Ce matin-là, justement, Shawna avait sérieusement pensé à changer de coiffure. Le look Bettie Page lui avait bien servi, mais l’impact n’était plus le même. À l’heure actuelle, Mission District grouillait de minettes aux carrés brillants et aux lèvres cramoisies qui jouaient les Bettie Page. Pas plus tard que la semaine d’avant, quand Shawna était passée dans une friperie au poids de Valencia Street, la fille qui avait pesé son pull avec la broche en semence de perles aurait facilement pu être son double. Sans parler de la bonne femme insupportable dans la dernière saison de Projet haute couture. Il était temps de sacrifier la frange, c’était clair.
Elle terminait sa frittata quand elle reçut le tweet – quatre mots se détachant de manière obscène sur son BlackBerry – BETTIE PAGE EST MORTE. Une des fans de Shawna, qui s’était baptisée la Diva du piercing de Dubuque, s’était précipitée pour lui annoncer la nouvelle. La pin-up emblématique des années cinquante qui avait curieusement réussi à donner une dimension si séduisante à la polissonnerie avait succombé à une crise cardiaque après une pneumonie. Elle avait quatre-vingt-cinq ans.
Shawna fut surprise par la violence avec laquelle la nouvelle la toucha. Elle avait toujours adoré Bettie – ou du moins l’idée qu’elle s’en faisait –, mais cette Minnie Mouse à taille humaine dans le Disneyland du désir lui semblait aussi un peu irréelle. À présent, tout ce qu’elle voyait, c’était une vieille dame qui avait vécu avec son frère quelque part dans L.A. Elle se rappelait les trois divorces de Bettie, son combat contre la schizophrénie et son vif regret d’avoir jeté ses bas résille après avoir rencontré Jésus et s’en être allée œuvrer pour la croisade de Billy Graham. Elle se rappelait surtout que Bettie, une fois « redécouverte » dans les années quatre-vingt-dix, avait évité les photographes afin de protéger son mythe. Maintenant qu’elle était morte, il était enfin sauf.

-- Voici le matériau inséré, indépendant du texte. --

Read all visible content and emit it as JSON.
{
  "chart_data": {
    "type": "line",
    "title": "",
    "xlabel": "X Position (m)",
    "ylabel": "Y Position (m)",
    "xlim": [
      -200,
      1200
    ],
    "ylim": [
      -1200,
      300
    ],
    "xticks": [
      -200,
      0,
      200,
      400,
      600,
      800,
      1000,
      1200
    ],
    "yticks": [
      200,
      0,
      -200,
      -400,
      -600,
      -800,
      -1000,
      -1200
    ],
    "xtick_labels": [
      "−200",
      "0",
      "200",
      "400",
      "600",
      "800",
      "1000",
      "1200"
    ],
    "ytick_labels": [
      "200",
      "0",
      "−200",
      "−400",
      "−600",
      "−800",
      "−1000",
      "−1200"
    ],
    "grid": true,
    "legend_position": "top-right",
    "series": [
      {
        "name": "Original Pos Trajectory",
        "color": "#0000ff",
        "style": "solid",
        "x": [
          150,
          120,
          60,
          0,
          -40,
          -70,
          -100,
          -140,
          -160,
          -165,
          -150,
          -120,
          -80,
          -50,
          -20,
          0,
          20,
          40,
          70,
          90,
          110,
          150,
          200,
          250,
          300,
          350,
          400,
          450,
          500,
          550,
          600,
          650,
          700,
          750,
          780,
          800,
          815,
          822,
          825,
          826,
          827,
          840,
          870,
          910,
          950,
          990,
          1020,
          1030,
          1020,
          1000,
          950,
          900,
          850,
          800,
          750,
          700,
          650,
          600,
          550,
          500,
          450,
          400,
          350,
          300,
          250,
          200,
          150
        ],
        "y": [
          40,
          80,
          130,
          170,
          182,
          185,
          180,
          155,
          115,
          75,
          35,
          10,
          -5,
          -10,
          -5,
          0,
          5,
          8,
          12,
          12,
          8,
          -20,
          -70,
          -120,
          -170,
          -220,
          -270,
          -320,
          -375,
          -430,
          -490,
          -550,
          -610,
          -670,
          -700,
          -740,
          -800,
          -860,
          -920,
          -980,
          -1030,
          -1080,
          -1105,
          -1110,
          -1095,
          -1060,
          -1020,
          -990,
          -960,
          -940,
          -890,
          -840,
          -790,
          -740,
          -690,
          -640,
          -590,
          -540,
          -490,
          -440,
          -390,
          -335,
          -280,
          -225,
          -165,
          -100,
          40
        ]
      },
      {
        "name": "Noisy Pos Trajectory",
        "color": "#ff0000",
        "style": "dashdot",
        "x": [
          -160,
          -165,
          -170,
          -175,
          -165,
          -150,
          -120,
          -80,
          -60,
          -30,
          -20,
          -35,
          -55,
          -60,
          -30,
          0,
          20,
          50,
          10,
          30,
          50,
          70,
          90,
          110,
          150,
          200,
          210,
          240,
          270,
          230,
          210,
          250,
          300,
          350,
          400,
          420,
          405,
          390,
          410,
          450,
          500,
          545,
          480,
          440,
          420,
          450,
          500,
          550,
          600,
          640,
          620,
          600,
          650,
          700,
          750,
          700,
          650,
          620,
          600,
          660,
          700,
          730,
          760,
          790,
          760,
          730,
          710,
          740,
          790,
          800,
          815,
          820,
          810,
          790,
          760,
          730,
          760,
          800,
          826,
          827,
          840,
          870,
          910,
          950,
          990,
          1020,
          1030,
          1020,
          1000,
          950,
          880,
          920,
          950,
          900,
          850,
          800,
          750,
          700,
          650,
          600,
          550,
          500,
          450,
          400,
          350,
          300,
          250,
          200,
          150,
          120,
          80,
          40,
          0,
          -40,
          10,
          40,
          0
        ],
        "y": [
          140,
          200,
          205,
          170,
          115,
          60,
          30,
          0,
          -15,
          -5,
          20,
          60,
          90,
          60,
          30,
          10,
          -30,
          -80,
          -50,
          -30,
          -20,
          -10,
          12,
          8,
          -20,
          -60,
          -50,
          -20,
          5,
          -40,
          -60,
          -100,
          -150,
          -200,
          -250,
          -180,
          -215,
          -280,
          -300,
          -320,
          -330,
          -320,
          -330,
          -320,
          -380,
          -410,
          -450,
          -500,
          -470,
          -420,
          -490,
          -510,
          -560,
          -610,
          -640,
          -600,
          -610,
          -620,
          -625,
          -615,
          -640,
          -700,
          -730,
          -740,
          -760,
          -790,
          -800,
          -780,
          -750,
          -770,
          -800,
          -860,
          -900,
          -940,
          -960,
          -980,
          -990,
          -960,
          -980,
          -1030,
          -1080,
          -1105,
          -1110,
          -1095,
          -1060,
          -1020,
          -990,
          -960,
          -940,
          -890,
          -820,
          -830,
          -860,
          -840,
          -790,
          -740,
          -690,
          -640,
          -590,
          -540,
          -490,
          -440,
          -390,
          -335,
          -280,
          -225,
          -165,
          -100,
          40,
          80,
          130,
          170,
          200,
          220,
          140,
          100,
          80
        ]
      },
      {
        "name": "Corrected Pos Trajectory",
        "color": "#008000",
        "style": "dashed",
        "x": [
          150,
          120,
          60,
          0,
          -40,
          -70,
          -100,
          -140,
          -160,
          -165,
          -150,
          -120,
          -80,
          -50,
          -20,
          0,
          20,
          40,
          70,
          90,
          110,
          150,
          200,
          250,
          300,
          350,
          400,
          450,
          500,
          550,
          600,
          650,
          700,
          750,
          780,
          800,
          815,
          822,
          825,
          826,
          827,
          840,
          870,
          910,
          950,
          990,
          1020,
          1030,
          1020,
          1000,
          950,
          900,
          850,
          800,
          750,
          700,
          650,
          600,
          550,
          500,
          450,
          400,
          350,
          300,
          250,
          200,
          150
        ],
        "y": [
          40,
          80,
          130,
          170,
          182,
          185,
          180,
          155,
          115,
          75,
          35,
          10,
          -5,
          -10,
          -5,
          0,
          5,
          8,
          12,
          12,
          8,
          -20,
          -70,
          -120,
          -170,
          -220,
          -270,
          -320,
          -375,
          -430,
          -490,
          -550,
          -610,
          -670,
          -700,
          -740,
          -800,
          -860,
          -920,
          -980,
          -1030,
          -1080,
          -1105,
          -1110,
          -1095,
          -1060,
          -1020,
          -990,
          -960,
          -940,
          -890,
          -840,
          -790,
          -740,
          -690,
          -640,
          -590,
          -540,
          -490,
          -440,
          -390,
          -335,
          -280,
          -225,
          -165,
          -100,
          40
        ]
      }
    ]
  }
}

Shawna se leva de la table de la cuisine en soupirant et s’approcha du miroir teinté rose au bout du couloir. Elle s’observa soigneusement, vérifia son rouge à lèvres, soupesa son carré soyeux entre ses mains. Et je fais quoi, maintenant ? Je me cramponne à ce casque par respect pour Bettie ou j’y renonce pour la même raison ?
Elle décida d’y songer plus tard. Son blog avait besoin de toute son attention (sans parler de ses annonceurs), ce n’était donc pas vraiment le moment de se réinventer. Sans compter qu’elle déjeunait avec son petit ami et qu’il aurait peut-être un avis sur la question.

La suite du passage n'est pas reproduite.